I feel that many introductions to scanning and parsing are based on old techniques when memory were scarce. In those times storing your files in memory, was simply impossible. But we live in times where we have gigabytes of ram and there are not many projects that could not be read into memory. (Tell me about a project that has a gigabyte of source files, please.) So, why not assume your input to be stored in a string.
A complete debug, unoptimized build of LLVM/Clang requires about 50GB of disk space. And LLVM/Clang is on the smaller end of large projects; the Linux kernel, OpenJDK, and Mozilla are larger open source projects, and the private repositories of people like Microsoft, Facebook, and Google are an order of magnitude, or two, above those.
Keeping the entire program string in memory doesn't really buy you anything. You still need your AST and other IR representations, and location information that is stored as a compressed 32-bit integer is going to be more memory-efficient than a 64-bit pointer anyways. Furthermore, scanning and parsing is very inherently a process that requires proceeding through your string linearly, so building them on an iterator that implements next() and peek() (or unget()) doesn't limit you.
Yes, I agree with you. For production compilers, with hand-coded parsers, it is a waste of space to store all files in memory. Please note that I was talking about introductions to scanning and parsing. I just feel there is no need to make things more complicated than they need to be, when you are introducing somebody to parsing and scanning. Most people who study computer science, will likely, when they need to do some scanning and parsing, not having to deal with files, but have strings at hand. For an introduction to parsing and scanning, I even would suggest to begin with a back-tracking recursive decent parser, to talk about the essence of parsing.
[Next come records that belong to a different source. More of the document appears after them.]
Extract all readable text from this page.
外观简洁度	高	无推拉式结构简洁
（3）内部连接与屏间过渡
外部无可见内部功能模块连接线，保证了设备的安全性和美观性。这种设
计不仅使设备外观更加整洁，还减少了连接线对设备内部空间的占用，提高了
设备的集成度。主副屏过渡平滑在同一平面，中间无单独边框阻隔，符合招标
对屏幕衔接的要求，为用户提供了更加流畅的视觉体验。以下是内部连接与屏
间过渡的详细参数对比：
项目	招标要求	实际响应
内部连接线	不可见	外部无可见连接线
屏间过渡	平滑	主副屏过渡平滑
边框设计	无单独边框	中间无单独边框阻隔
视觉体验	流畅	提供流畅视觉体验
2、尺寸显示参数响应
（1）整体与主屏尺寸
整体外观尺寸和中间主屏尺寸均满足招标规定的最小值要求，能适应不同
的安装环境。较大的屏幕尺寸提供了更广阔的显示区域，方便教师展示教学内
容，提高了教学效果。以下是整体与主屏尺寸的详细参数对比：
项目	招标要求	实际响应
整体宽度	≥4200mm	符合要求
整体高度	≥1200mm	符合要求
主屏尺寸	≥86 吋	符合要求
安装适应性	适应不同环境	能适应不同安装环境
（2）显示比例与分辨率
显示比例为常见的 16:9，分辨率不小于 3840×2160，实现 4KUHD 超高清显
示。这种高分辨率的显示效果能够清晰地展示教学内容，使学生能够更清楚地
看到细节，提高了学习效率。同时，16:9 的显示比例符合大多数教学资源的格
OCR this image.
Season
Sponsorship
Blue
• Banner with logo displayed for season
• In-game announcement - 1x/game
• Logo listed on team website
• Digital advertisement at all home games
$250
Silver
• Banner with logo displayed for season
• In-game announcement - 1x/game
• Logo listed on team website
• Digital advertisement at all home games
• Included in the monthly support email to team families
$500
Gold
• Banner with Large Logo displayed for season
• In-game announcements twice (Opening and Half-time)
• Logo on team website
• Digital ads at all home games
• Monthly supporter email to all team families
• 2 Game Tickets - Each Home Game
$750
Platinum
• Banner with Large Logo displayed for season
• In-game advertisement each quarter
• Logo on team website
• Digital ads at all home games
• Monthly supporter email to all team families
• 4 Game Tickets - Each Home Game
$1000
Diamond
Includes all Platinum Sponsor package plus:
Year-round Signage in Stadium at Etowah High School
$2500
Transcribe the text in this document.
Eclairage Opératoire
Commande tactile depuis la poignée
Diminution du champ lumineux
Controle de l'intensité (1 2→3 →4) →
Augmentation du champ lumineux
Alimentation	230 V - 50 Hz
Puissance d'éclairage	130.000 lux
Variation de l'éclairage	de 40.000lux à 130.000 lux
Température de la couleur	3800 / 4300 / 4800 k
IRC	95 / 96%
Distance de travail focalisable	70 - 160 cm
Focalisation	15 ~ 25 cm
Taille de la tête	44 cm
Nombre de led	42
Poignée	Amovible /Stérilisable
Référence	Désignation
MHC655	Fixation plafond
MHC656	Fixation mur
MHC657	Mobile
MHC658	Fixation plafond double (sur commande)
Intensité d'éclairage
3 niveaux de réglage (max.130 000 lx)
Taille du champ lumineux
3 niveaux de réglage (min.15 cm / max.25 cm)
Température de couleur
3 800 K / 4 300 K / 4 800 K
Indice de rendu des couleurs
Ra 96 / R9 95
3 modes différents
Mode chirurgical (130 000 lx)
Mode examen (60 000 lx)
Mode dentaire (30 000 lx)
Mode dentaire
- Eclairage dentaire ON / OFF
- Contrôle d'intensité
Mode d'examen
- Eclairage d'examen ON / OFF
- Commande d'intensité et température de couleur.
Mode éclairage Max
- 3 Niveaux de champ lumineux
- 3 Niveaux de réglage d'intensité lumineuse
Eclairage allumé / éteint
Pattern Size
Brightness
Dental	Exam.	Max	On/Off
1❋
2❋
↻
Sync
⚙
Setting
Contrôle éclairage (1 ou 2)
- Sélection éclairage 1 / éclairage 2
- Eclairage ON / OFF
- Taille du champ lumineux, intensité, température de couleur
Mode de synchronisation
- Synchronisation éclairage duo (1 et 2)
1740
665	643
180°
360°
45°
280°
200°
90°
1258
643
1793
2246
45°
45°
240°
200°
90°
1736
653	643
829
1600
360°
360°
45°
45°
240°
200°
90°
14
Please note that if you add a little caching, such a parser can have descent performance for many applications that an average software engineer will encounter. For all other applications, standard libraries and/or compilers exist. See https://github.com/FransFaase/IParse for an example of this approach.
Anyway, please do not compare disk space to build with source code size. (I understand that the debug version of uses a lot of static linking with debug information.) I understand that the Linux kernel is 28 million lines of code. Even with 80 characters per line, when I think an average of 40, is far more realistic, that will be under 2 GB. So, yes, you can store all source file in RAM on any descent computer. (I did not find any recent number of lines of code for LLVM/Clang, but extrapolating it, I guess it is in the same order as the Linux Kernel.)
The parser stores the entire AST in memory, it is not acting as if it was scarce.
As for the idea of not starting with a string but instead reading the file on the fly, I think it is actually simpler. The point of storing the entire file in memory is to enable going back and forth, but why would you want to do that? State machine based parsers are fast, robust, and based on a solid theoretical grounds, at least for "simple" (context-free) languages.
I do not know, if you took time to look at the next function in https://github.com/DoctorWkt/acwj/tree/master/01_Scanner , but there is a Putback variable, which seems to imply that the scanner goes back (at most one character). Also having to pass around the result of next, instead of having a current pointer, or at least a current character, makes things more complicated (I feel). Being able to look ahead, without having to consume a character, (I feel) is easier, also for keeping track of the correct line and column number. Note that if Putback is equal to '\n', the Line has already be incremented. Seems that this could lead to errors being reported on the wrong line for terminal symbols at the end of the line.
At my first job they used a programming language that worked on top of c somehow developed by their sister company(used to be the same but split) all that to make a shitty ERP and eh...it was many, many gigabytes partially written by people now retired. I don't think the few images and other such stuff used were part of that (it also had a few random cobol files i encountered) and it had everything from the UI rendering and handling to a webserver i had to communicate with but about which nobody knew how it worked because the guy who made it was enjoying his olden days.
To be totally fair it was the biggest inefficient coding mess I've seen. I still regret not scanning and keeping the customerlist because if I did i'd be deep in that business right now making bank.
This is actually not about a source repository being larger than a gigabyte, but a problem that arises with the C-preprocessor, where for a certain use, a certain header file is included many, many times, and where the position for all includes is kept. Typically a case of severe C-preprocessor abuse, I would say, which probably could be solved in a much better way. This shows how the C-preprocessor is both a blessing and a curse: it fixes many problems, but often causes compilation to be slow, because huge intermediate representations are produced which have to be parsed by the compiler.